Chodzi o przednie tuleje na wachaczach? Lekko łomem je odginałem i dosyć lekko szło, a przy hamowaniu same się wyginały. Ale tez cos musi powodować te nieregularne hamowanie. Cieżko opisać moje odczucia i nie moge sobie wyobrazić tego, ze same tuleje, jeśli by były wadliwe powodowały by taki efekt. Moge tez wymienić w sumie. Chyba nie są drogie.

A co do innego tematu to znalazłem tylko tego kotleta.


A co powiecie na to, ze bez hamowania komp pokazywał opór na obu kołach na zmianę? Według mnie to tak jakby rzeczywiście tarcze były krzywe i delikatnie ocieraly o klocki.
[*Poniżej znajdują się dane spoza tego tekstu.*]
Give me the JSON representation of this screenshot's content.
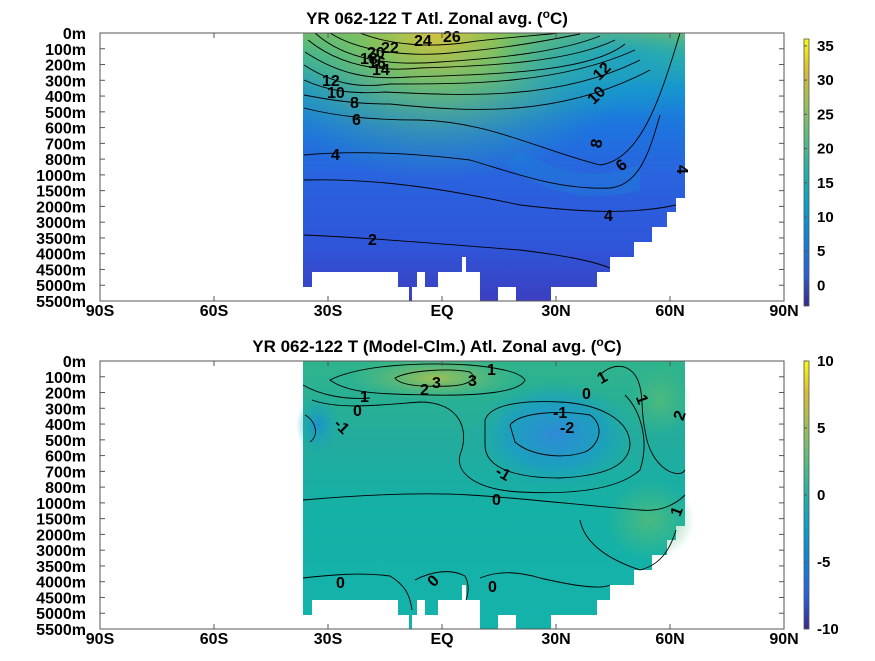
{
  "chart_data": [
    {
      "type": "heatmap",
      "title": "YR 062-122 T Atl. Zonal avg. (",
      "title_unit_sup": "o",
      "title_unit_end": "C)",
      "xlabel": "",
      "ylabel": "",
      "x_ticks": [
        "90S",
        "60S",
        "30S",
        "EQ",
        "30N",
        "60N",
        "90N"
      ],
      "x_range": [
        -90,
        90
      ],
      "y_ticks": [
        "0m",
        "100m",
        "200m",
        "300m",
        "400m",
        "500m",
        "600m",
        "700m",
        "800m",
        "1000m",
        "1500m",
        "2000m",
        "3000m",
        "3500m",
        "4000m",
        "4500m",
        "5000m",
        "5500m"
      ],
      "colorbar": {
        "ticks": [
          "35",
          "30",
          "25",
          "20",
          "15",
          "10",
          "5",
          "0"
        ],
        "range": [
          -3,
          36
        ],
        "colormap": "parula"
      },
      "data_extent_lat": [
        -35,
        63
      ],
      "contour_labels": [
        {
          "text": "26",
          "lat": 1,
          "lev": 0.3
        },
        {
          "text": "24",
          "lat": -4,
          "lev": 0.5
        },
        {
          "text": "22",
          "lat": -14,
          "lev": 1.0
        },
        {
          "text": "20",
          "lat": -17,
          "lev": 1.2
        },
        {
          "text": "18",
          "lat": -19,
          "lev": 1.6
        },
        {
          "text": "16",
          "lat": -16,
          "lev": 1.9
        },
        {
          "text": "14",
          "lat": -15,
          "lev": 2.5
        },
        {
          "text": "12",
          "lat": -27,
          "lev": 3.2
        },
        {
          "text": "10",
          "lat": -26,
          "lev": 3.9
        },
        {
          "text": "8",
          "lat": -20,
          "lev": 4.6
        },
        {
          "text": "6",
          "lat": -21,
          "lev": 5.7
        },
        {
          "text": "4",
          "lat": -28,
          "lev": 8.1
        },
        {
          "text": "2",
          "lat": -16,
          "lev": 13.1
        },
        {
          "text": "12",
          "lat": 44,
          "lev": 2.4
        },
        {
          "text": "10",
          "lat": 42,
          "lev": 3.8
        },
        {
          "text": "8",
          "lat": 40,
          "lev": 7.2
        },
        {
          "text": "6",
          "lat": 47,
          "lev": 8.9
        },
        {
          "text": "4",
          "lat": 63,
          "lev": 9.3
        },
        {
          "text": "4",
          "lat": 43,
          "lev": 11.5
        }
      ]
    },
    {
      "type": "heatmap",
      "title": "YR 062-122 T (Model-Clm.) Atl. Zonal avg. (",
      "title_unit_sup": "o",
      "title_unit_end": "C)",
      "xlabel": "",
      "ylabel": "",
      "x_ticks": [
        "90S",
        "60S",
        "30S",
        "EQ",
        "30N",
        "60N",
        "90N"
      ],
      "x_range": [
        -90,
        90
      ],
      "y_ticks": [
        "0m",
        "100m",
        "200m",
        "300m",
        "400m",
        "500m",
        "600m",
        "700m",
        "800m",
        "1000m",
        "1500m",
        "2000m",
        "3000m",
        "3500m",
        "4000m",
        "4500m",
        "5000m",
        "5500m"
      ],
      "colorbar": {
        "ticks": [
          "10",
          "5",
          "0",
          "-5",
          "-10"
        ],
        "range": [
          -10,
          10
        ],
        "colormap": "parula"
      },
      "data_extent_lat": [
        -35,
        63
      ],
      "contour_labels": [
        {
          "text": "1",
          "lat": 14,
          "lev": 0.4
        },
        {
          "text": "3",
          "lat": 1,
          "lev": 1.3
        },
        {
          "text": "3",
          "lat": 10,
          "lev": 1.3
        },
        {
          "text": "2",
          "lat": -3,
          "lev": 1.9
        },
        {
          "text": "1",
          "lat": -19,
          "lev": 2.4
        },
        {
          "text": "0",
          "lat": -20,
          "lev": 3.2
        },
        {
          "text": "-1",
          "lat": -33,
          "lev": 4.2
        },
        {
          "text": "-1",
          "lat": 29,
          "lev": 3.5
        },
        {
          "text": "-2",
          "lat": 32,
          "lev": 4.5
        },
        {
          "text": "0",
          "lat": 39,
          "lev": 2.2
        },
        {
          "text": "1",
          "lat": 46,
          "lev": 1.2
        },
        {
          "text": "1",
          "lat": 54,
          "lev": 2.9
        },
        {
          "text": "2",
          "lat": 62,
          "lev": 3.6
        },
        {
          "text": "-1",
          "lat": 20,
          "lev": 7.7
        },
        {
          "text": "0",
          "lat": 14,
          "lev": 9.3
        },
        {
          "text": "1",
          "lat": 62,
          "lev": 10.1
        },
        {
          "text": "0",
          "lat": -24,
          "lev": 14.8
        },
        {
          "text": "0",
          "lat": 0,
          "lev": 14.6
        },
        {
          "text": "0",
          "lat": 14,
          "lev": 15.1
        }
      ]
    }
  ]
}
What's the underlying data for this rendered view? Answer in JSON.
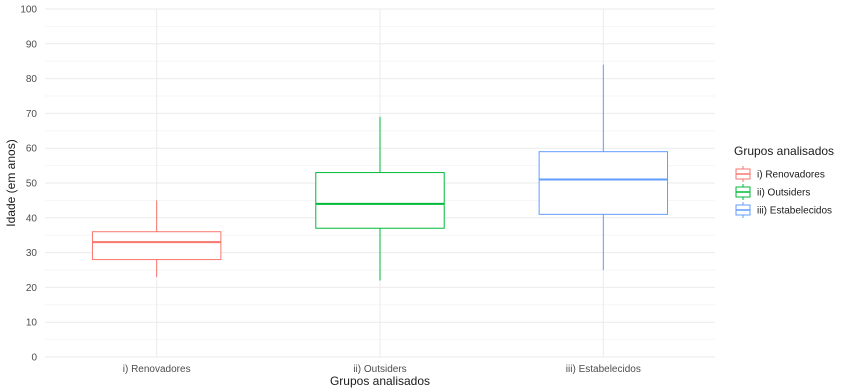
{
  "chart_data": {
    "type": "boxplot",
    "title": "",
    "xlabel": "Grupos analisados",
    "ylabel": "Idade (em anos)",
    "ylim": [
      0,
      100
    ],
    "yticks": [
      0,
      10,
      20,
      30,
      40,
      50,
      60,
      70,
      80,
      90,
      100
    ],
    "grid": true,
    "legend_position": "right",
    "legend_title": "Grupos analisados",
    "categories": [
      "i) Renovadores",
      "ii) Outsiders",
      "iii) Estabelecidos"
    ],
    "series": [
      {
        "name": "i) Renovadores",
        "color": "#F8766D",
        "min": 23,
        "q1": 28,
        "median": 33,
        "q3": 36,
        "max": 45
      },
      {
        "name": "ii) Outsiders",
        "color": "#00BA38",
        "min": 22,
        "q1": 37,
        "median": 44,
        "q3": 53,
        "max": 69
      },
      {
        "name": "iii) Estabelecidos",
        "color": "#619CFF",
        "min": 25,
        "q1": 41,
        "median": 51,
        "q3": 59,
        "max": 84
      }
    ]
  }
}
Opony/felgi raczej odpadają.

[ wiadomość edytowana przez: zYx dnia 2011-08-10 00:23:26 ]
  
 
Wymieniłem tulejki, dałem nowe tarcze boscha na wszelki wypadek i chyba problem zniknął. Na razie muszę lekko hamować wiec na 100% bede pewny za kilkaset kilometrów. Okazało się, że tulejki były lekko rozwalone, że tak powiem, a wydawało się, że były ok...
Chyba moge odetchnąć.

Dzięki wszystkim za pomoc.




Koła na wszelki wypadek też wyważyłem i po wymianie tych tulejek przestało mnie znosić lekko w lewo. Jeździ się idealnie.
  
 
trzeba było sobie pomierzyć piastę a tak to można sobie nadzieję zrobić że spoko a po kilku km znowu będzie to samo


tu masz temat o drganiach
  
 
Cytat:
2011-08-10 23:03:37, Brutal pisze:
trzeba było sobie pomierzyć piastę a tak to można sobie nadzieję zrobić że spoko a po kilku km znowu będzie to samo tu masz temat o drganiach



A jak i czym to się robi? W razie wu to piasty bedą następne. Dodam, ze nie jeżdżę po Polsce, wiec i w żadna dziurę nie wjechalem, a wątpię, żeby sie pokrzywiły piasty od czegokolwiek innego, ale co ja tam wiem. Pewnie wszystko jest możliwe.

A patrzyles na te tuleje (fotki)?


[ wiadomość edytowana przez: zYx dnia 2011-08-11 00:13:14 ]
  
 
robisz to czujnikiem zegarowym

fotki widziałem, ale biorąc swój przypadek nauczyłem sie sprawdzać wszystko nawet nowe części bo to różnie bywa.